The use of helicopter emergency medical services (HEMS) for the transportation and treatment of trauma patients is commonplace in most developed nations. Current research has questioned which traumatically injured patients derive the greatest benefit from the utilization of this limited and resource-intensive modality. In the previous issue of Critical Care, Andruszkow and colleagues [1] report a retrospective cohort including over 13,000 patients with traumatic injuries from a trauma registry maintained by the German Society for Trauma Surgery.

HEMS are capable of transporting patients with serious injury over greater distances significantly faster than ground emergency medical services (GEMS), and the speed benefit is more pronounced as the distance from a trauma center increases. HEMS crews are typically staffed by experienced providers and exist as an integral part of regional trauma systems. Thus, any beneficial effect of HEMS compared to GEMS is likely to be some combination of speed, crew expertise, and the fact that HEMS, as part of an organized trauma system, may afford seriously injured patients timely access to trauma centers [2, 3] (Figure 1).

Figure 1
figure 1

Determinants of improved outcomes associated with helicopter emergency medical services (HEMS). HrQoL, health-related quality-of-life.

The question of which elements of HEMS are most beneficial for patients has not been fully answered, and the present study by Andruszkow and colleagues attempts to evaluate features of HEMS that may provide benefits for patients with major trauma. Crew expertise is likely to be an important contributing factor for improved survival in HEMS patients. HEMS in Germany and Europe is exclusively physician-staffed, unlike many HEMS systems in the US. In the present study, HEMS patients were statistically significantly more likely to be intubated, have a chest thoracostomy tube placed, receive sedation, or be treated with vasopressors [1]. HEMS patients were more frequently admitted to Level I trauma centers compared to GEMS patients even though a subgroup analysis demonstrated improved survival for HEMS patients independently of Level I admission status. Indeed, the accurate identification and triage of patients most likely to benefit from HEMS remains an elusive goal. Even when staffed by well-trained physicians, the accuracy of suspected diagnoses during resuscitation was problematic; future studies are required to accurately predict which groups of patients are most likely to benefit from HEMS.

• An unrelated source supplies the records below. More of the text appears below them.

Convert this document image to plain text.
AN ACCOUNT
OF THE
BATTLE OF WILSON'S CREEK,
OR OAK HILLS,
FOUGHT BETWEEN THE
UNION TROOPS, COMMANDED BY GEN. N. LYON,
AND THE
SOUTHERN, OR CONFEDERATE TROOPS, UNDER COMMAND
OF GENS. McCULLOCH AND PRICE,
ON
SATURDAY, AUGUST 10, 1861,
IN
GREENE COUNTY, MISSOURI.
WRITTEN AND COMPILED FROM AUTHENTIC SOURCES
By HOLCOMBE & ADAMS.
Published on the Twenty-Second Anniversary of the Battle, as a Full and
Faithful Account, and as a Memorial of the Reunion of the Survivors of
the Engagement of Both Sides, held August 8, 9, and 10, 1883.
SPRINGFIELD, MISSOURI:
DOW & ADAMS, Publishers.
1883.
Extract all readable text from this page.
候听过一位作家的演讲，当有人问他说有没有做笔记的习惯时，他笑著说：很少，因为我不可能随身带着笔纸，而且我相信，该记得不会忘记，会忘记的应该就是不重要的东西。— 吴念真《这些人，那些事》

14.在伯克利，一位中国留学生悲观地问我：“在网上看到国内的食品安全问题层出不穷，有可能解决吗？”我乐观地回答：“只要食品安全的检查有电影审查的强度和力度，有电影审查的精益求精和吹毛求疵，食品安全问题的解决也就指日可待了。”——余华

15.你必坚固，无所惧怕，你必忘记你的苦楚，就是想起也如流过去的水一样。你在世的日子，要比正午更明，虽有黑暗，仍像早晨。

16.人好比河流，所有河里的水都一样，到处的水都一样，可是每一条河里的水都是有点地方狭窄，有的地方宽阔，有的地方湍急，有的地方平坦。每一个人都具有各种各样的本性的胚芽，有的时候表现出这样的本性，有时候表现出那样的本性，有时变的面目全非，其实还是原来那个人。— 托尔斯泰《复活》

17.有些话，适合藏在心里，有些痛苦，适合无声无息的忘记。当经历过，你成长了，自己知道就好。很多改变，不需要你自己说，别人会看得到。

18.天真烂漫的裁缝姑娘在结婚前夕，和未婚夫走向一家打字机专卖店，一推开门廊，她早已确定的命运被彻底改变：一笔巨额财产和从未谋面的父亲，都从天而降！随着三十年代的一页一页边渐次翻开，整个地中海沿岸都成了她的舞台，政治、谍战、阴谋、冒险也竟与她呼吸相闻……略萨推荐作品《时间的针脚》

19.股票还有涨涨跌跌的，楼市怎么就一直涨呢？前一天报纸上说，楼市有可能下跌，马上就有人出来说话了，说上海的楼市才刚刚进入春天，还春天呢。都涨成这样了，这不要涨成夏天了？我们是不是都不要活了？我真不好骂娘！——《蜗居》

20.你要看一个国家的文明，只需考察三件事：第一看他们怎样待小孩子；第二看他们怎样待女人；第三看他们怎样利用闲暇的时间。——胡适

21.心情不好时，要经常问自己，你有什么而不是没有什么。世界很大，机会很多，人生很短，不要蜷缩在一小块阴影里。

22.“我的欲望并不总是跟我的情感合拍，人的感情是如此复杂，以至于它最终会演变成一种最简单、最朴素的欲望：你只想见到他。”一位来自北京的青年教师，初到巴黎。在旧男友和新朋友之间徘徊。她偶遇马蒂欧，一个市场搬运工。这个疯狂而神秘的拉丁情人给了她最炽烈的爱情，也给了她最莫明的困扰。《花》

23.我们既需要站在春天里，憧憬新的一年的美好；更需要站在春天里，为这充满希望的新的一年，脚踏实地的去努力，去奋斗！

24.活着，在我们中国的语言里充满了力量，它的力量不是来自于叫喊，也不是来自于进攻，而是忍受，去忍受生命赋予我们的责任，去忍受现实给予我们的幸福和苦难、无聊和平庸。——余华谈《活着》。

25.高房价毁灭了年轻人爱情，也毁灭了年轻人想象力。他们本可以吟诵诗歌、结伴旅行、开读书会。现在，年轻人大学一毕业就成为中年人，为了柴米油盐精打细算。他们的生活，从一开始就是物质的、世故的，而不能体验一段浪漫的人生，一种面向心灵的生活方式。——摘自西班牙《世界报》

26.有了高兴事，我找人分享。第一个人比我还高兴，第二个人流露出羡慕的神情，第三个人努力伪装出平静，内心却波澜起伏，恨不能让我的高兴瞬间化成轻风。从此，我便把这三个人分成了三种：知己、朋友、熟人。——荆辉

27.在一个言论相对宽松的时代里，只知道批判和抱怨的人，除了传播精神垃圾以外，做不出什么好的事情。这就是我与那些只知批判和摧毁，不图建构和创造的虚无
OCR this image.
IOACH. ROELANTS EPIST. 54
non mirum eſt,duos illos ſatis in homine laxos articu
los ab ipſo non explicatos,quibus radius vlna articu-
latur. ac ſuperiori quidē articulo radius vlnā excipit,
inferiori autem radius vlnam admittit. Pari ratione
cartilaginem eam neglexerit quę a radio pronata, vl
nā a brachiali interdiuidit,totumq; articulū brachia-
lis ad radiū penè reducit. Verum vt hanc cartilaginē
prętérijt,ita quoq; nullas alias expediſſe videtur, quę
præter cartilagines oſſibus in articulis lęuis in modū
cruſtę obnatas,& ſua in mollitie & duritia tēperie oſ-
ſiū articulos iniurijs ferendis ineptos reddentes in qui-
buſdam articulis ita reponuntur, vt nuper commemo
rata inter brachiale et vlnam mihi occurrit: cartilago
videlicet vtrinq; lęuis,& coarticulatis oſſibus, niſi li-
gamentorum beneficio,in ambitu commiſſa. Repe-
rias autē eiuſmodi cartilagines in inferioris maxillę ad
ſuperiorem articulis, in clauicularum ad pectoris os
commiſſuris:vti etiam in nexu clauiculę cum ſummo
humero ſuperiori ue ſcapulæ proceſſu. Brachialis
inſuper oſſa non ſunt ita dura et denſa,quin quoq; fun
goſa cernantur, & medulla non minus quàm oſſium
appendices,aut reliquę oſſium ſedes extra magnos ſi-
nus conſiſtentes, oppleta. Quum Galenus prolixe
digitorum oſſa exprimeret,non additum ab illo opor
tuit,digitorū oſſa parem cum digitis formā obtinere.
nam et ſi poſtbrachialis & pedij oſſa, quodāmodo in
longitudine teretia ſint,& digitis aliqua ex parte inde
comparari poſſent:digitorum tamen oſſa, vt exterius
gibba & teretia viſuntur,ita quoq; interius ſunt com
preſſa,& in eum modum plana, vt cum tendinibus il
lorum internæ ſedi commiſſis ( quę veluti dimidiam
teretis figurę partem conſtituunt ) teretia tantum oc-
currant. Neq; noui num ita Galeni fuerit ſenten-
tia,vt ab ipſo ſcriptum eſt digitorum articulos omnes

To date, most HEMS comparative effectiveness studies have dealt with the outcome of survival, and less is known about posttraumatic outcomes and clinical course. Duration of ventilation, ICU length of stay, and overall hospital length of stay were significantly increased for HEMS patients in the present study. Future HEMS outcomes research must consider assessments for additional dimensions, such as health-related quality of life, rather than the traditionally studied endpoints of morbidity and mortality [4].

When the HEMS literature is assessed as a whole, considerable heterogeneity of effects and study methodologies preclude an accurate estimate of composite effect [3]. In the present study, a multivariable regression analysis found an improved odds of survival for HEMS compared to GEMS patients when 11 confounding variables were included in the model. Indeed, when the outcome of mortality is studied using advanced multivariable regression techniques to control for multiple known confounders, an improved odds of survival has been repeatedly demonstrated (Table 1) [1, 59]. The use of advanced methods, such as propensity scores and instrumental variables, should be considered for future HEMS studies to minimize biased effect estimates [3, 10].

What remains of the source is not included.